Perumpamaan ini berisi ajaran yang
mendalam bagi kita semua. Yesus menegaskan bahwa kerahiman bukan hanya suatu
tindakan Bapa, ia menjadi sebuah kriteria untuk memastikan siapa anakanak-Nya
yang sejati. Singkatnya, kita dipanggil untuk menunjukkan kerahiman karena
kerahiman pertama-tama telah ditampilkan kepada kita. Mengampuni
pelanggaran-pelanggaran menjadi ungkapan yang paling jelas dari kasih yang
penuh kerahiman, dan bagi kita orang-orang Kristiani ia sangat penting yang
daripadanya kita tidak bisa memaafkan diri kita sendiri. Kadang-kadang betapa
sulit tampaknya mengampuni! Namun pengampunan adalah alat yang ditempatkan ke
dalam tangan kita yang rapuh untuk mendapatkan ketenangan hati. Melepas amarah,
murka, kekerasan, dan balas dendam adalah kondisi-kondisi yang diperlukan untuk
hidup dengan penuh sukacita. Karena itu marilah kita mengindahkan nasihat Rasul
Paulus : "Janganlah matahari terbenam, sebelum padam amarahmu" (Ef
4:26). Terutama, marilah kita mendengarkan kata-kata Yesus yang menjadikan
kerahiman sebagai sebuah ideal kehidupan dan sebuah kriteria untuk kredibilitas
iman kita : "Berbahagialah orang yang murah hatinya, karena mereka akan
beroleh kemurahan" (Mat 5:7) : sabda bahagia yang kepadanya seharusnya
secara khusus kita cita-citakan di Tahun Suci ini.
Seperti yang kita lihat dalam Kitab
Suci, kerahiman adalah sebuah kata kunci yang menunjukkan tindakan Allah
terhadap kita. Ia tidak membatasi diri-Nya hanya untuk menegaskan kasih-Nya,
namun membuatnya terlihat dan nyata. Kasih, terutama, jangan hanya sebuah
keniskalaan. Pada dasarnya, ia menunjukkan sesuatu yang nyata : niat, sikap,
dan perilaku yang ditampilkan dalam kehidupan sehari-hari. Kerahiman Allah
adalah perhatian-Nya yang penuh kasih kepada kita masing-masing. Ia merasa
bertanggung jawab; yaitu, Ia menginginkan kesejahteraan kita dan Ia ingin
melihat kita bahagia, penuh sukacita, dan penuh damai. Ini adalah jalan yang
juga harus diarungi kasih yang penuh kerahiman dari orang-orang Kristiani.

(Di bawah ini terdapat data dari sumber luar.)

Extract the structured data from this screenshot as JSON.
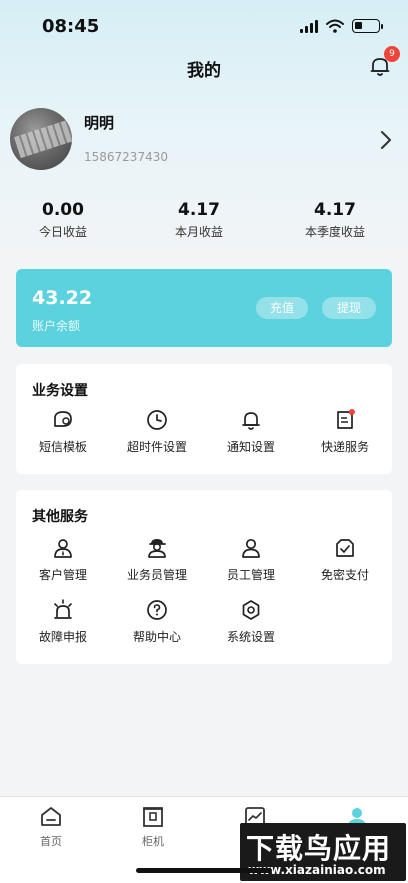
{
  "status_bar": {
    "time": "08:45"
  },
  "header": {
    "title": "我的",
    "notification_count": "9"
  },
  "profile": {
    "name": "明明",
    "phone": "15867237430"
  },
  "stats": [
    {
      "value": "0.00",
      "label": "今日收益"
    },
    {
      "value": "4.17",
      "label": "本月收益"
    },
    {
      "value": "4.17",
      "label": "本季度收益"
    }
  ],
  "balance": {
    "amount": "43.22",
    "label": "账户余额",
    "recharge_label": "充值",
    "withdraw_label": "提现"
  },
  "business_settings": {
    "title": "业务设置",
    "items": [
      {
        "label": "短信模板",
        "icon": "sms-template-icon"
      },
      {
        "label": "超时件设置",
        "icon": "clock-icon"
      },
      {
        "label": "通知设置",
        "icon": "bell-icon"
      },
      {
        "label": "快递服务",
        "icon": "document-icon"
      }
    ]
  },
  "other_services": {
    "title": "其他服务",
    "items": [
      {
        "label": "客户管理",
        "icon": "customer-icon"
      },
      {
        "label": "业务员管理",
        "icon": "courier-icon"
      },
      {
        "label": "员工管理",
        "icon": "staff-icon"
      },
      {
        "label": "免密支付",
        "icon": "payment-icon"
      },
      {
        "label": "故障申报",
        "icon": "alarm-icon"
      },
      {
        "label": "帮助中心",
        "icon": "help-icon"
      },
      {
        "label": "系统设置",
        "icon": "settings-icon"
      }
    ]
  },
  "tabbar": {
    "items": [
      {
        "label": "首页",
        "icon": "home-icon"
      },
      {
        "label": "柜机",
        "icon": "cabinet-icon"
      },
      {
        "label": "",
        "icon": "chart-icon"
      },
      {
        "label": "",
        "icon": "profile-icon"
      }
    ]
  },
  "watermark": {
    "main": "下载鸟应用",
    "sub": "www.xiazainiao.com"
  },
  "colors": {
    "accent": "#5bd2de",
    "badge": "#f0443a",
    "background": "#f3f4f6"
  }
}
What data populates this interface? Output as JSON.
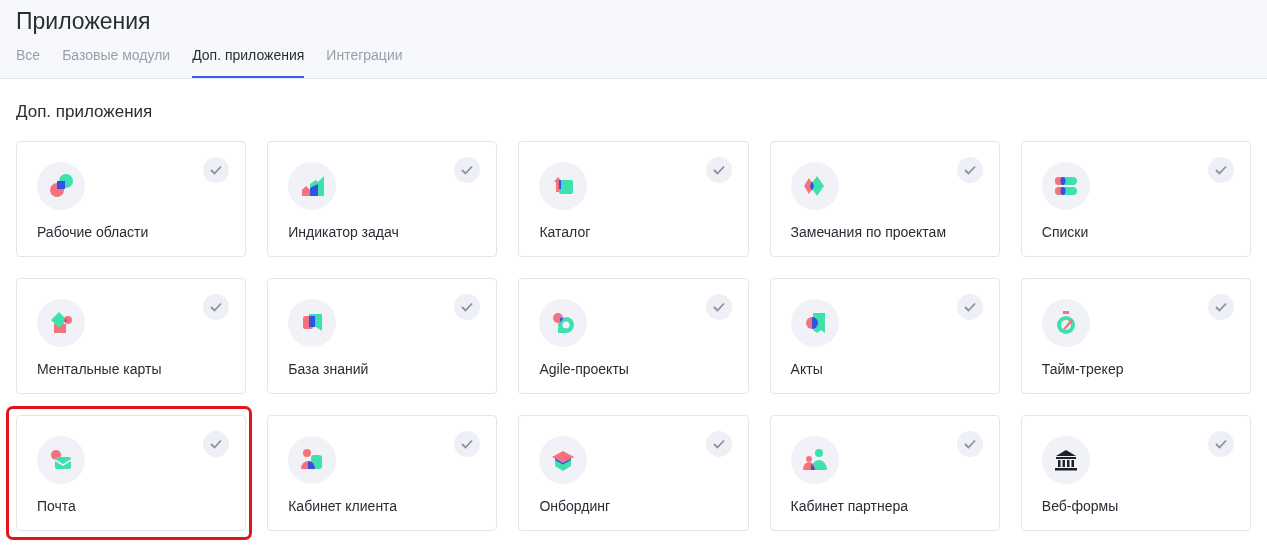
{
  "title": "Приложения",
  "tabs": [
    {
      "label": "Все",
      "selected": false
    },
    {
      "label": "Базовые модули",
      "selected": false
    },
    {
      "label": "Доп. приложения",
      "selected": true
    },
    {
      "label": "Интеграции",
      "selected": false
    }
  ],
  "section_title": "Доп. приложения",
  "apps": [
    {
      "kind": "workspaces",
      "label": "Рабочие области",
      "checked": true,
      "highlighted": false
    },
    {
      "kind": "indicator",
      "label": "Индикатор задач",
      "checked": true,
      "highlighted": false
    },
    {
      "kind": "catalog",
      "label": "Каталог",
      "checked": true,
      "highlighted": false
    },
    {
      "kind": "remarks",
      "label": "Замечания по проектам",
      "checked": true,
      "highlighted": false
    },
    {
      "kind": "lists",
      "label": "Списки",
      "checked": true,
      "highlighted": false
    },
    {
      "kind": "mindmap",
      "label": "Ментальные карты",
      "checked": true,
      "highlighted": false
    },
    {
      "kind": "knowledge",
      "label": "База знаний",
      "checked": true,
      "highlighted": false
    },
    {
      "kind": "agile",
      "label": "Agile-проекты",
      "checked": true,
      "highlighted": false
    },
    {
      "kind": "acts",
      "label": "Акты",
      "checked": true,
      "highlighted": false
    },
    {
      "kind": "timer",
      "label": "Тайм-трекер",
      "checked": true,
      "highlighted": false
    },
    {
      "kind": "mail",
      "label": "Почта",
      "checked": true,
      "highlighted": true
    },
    {
      "kind": "client",
      "label": "Кабинет клиента",
      "checked": true,
      "highlighted": false
    },
    {
      "kind": "onboarding",
      "label": "Онбординг",
      "checked": true,
      "highlighted": false
    },
    {
      "kind": "partner",
      "label": "Кабинет партнера",
      "checked": true,
      "highlighted": false
    },
    {
      "kind": "webforms",
      "label": "Веб-формы",
      "checked": true,
      "highlighted": false
    }
  ]
}
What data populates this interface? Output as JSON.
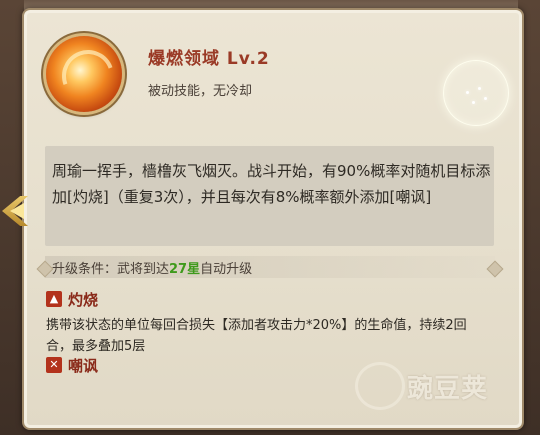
{
  "skill": {
    "name": "爆燃领域 Lv.2",
    "type": "被动技能，无冷却",
    "icon": "fire-swirl-icon",
    "description": "周瑜一挥手，樯橹灰飞烟灭。战斗开始，有90%概率对随机目标添加[灼烧]（重复3次），并且每次有8%概率额外添加[嘲讽]"
  },
  "upgrade": {
    "prefix": "升级条件：武将到达",
    "stars": "27星",
    "suffix": "自动升级"
  },
  "statuses": [
    {
      "name": "灼烧",
      "icon": "flame-icon",
      "description": "携带该状态的单位每回合损失【添加者攻击力*20%】的生命值，持续2回合，最多叠加5层"
    },
    {
      "name": "嘲讽",
      "icon": "taunt-icon"
    }
  ],
  "watermark": {
    "text": "豌豆荚"
  },
  "colors": {
    "title": "#9a3a26",
    "star_highlight": "#3f9a1c",
    "status_name": "#8a2a1a"
  }
}
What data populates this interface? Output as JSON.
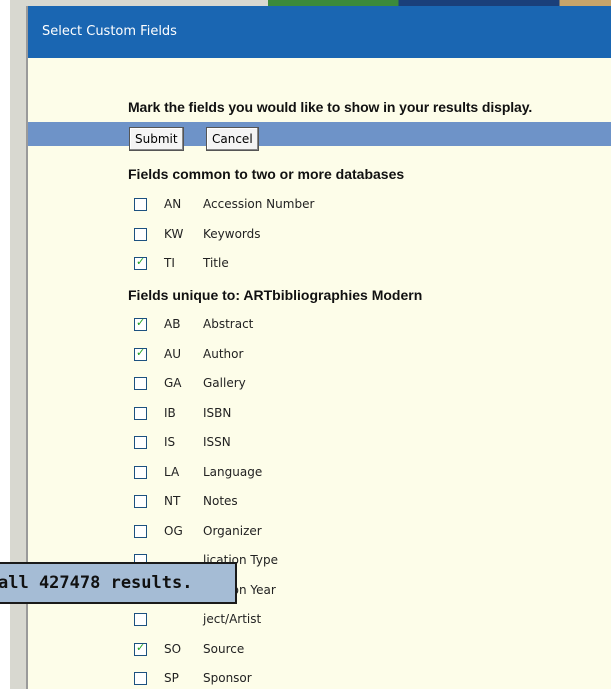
{
  "dialog": {
    "title": "Select Custom Fields",
    "instruction": "Mark the fields you would like to show in your results display.",
    "submit_label": "Submit",
    "cancel_label": "Cancel"
  },
  "common_section": {
    "heading": "Fields common to two or more databases",
    "fields": [
      {
        "code": "AN",
        "label": "Accession Number",
        "checked": false
      },
      {
        "code": "KW",
        "label": "Keywords",
        "checked": false
      },
      {
        "code": "TI",
        "label": "Title",
        "checked": true
      }
    ]
  },
  "unique_section": {
    "heading": "Fields unique to: ARTbibliographies Modern",
    "fields": [
      {
        "code": "AB",
        "label": "Abstract",
        "checked": true
      },
      {
        "code": "AU",
        "label": "Author",
        "checked": true
      },
      {
        "code": "GA",
        "label": "Gallery",
        "checked": false
      },
      {
        "code": "IB",
        "label": "ISBN",
        "checked": false
      },
      {
        "code": "IS",
        "label": "ISSN",
        "checked": false
      },
      {
        "code": "LA",
        "label": "Language",
        "checked": false
      },
      {
        "code": "NT",
        "label": "Notes",
        "checked": false
      },
      {
        "code": "OG",
        "label": "Organizer",
        "checked": false
      },
      {
        "code": "",
        "label": "lication Type",
        "checked": false
      },
      {
        "code": "",
        "label": "lication Year",
        "checked": false
      },
      {
        "code": "",
        "label": "ject/Artist",
        "checked": false
      },
      {
        "code": "SO",
        "label": "Source",
        "checked": true
      },
      {
        "code": "SP",
        "label": "Sponsor",
        "checked": false
      }
    ]
  },
  "toast": {
    "text": "all 427478 results."
  },
  "colors": {
    "titlebar": "#1a66b2",
    "dialog_bg": "#fdfde9",
    "toolbar_band": "#6e93c8",
    "checkmark": "#21a121",
    "toast_bg": "#a5bcd5"
  }
}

Sebagaimana Bapa mengasihi, demikian juga anak-anak-Nya. Sama seperti Ia penuh
kerahiman, demikian juga kita dipanggil untuk penuh kerahiman satu sama lain.
10. Kerahiman merupakan dasar dari
kehidupan Gereja. Seluruh kegiatan pastoralnya harus terjebak dalam kelembutan
yang dihadirkannya bagi orang-orang percaya; tidak ada dalam pewartaannya dan
dalam kesaksiannya kepada dunia dapat kurang dalam kerahiman. Kredibilitas
Gereja terlihat dalam bagaimana ia menunjukkan kasih yang penuh kerahiman dan
berbelas kasihan. Gereja "memiliki sebuah keinginan tak berujung untuk
menunjukkan kerahiman". Mungkin kita sudah lama lupa bagaimana menunjukkan dan
menghayati jalan kerahiman. Godaan, di satu sisi, untuk berfokus secara
eksklusif pada keadilan membuat kita lupa bahwa ini hanya langkah pertama,
meskipun perlu dan sangat diperlukan. Tetapi Gereja perlu melampaui dan
berjuang untuk tujuan yang lebih tinggi dan lebih penting. Di sisi lain, sedih
untuk mengatakan, kita harus mengakui bahwa praktek kerahiman memudar dalam
budaya yang lebih luas. Dalam beberapa kasus kata tersebut tampaknya telah
keluar dari penggunaannya. Namun, tanpa sebuah kesaksian kerahiman, hidup
menjadi sia-sia dan mandul, seolah-olah diasingkan di sebuah gurun yang tandus.
Waktunya telah tiba bagi Gereja sekali lagi mengambil panggilan penuh sukacita
kepada kerahiman. Ini adalah waktu untuk kembali ke dasar-dasar dan menanggung
kelemahan dan perjuangan saudara dan saudari kita. Kerahiman adalah kekuatan
yang membangunkan kita kembali kepada kehidupan baru dan menanamkan dalam diri
kita keberanian untuk melihat ke masa depan dengan harapan.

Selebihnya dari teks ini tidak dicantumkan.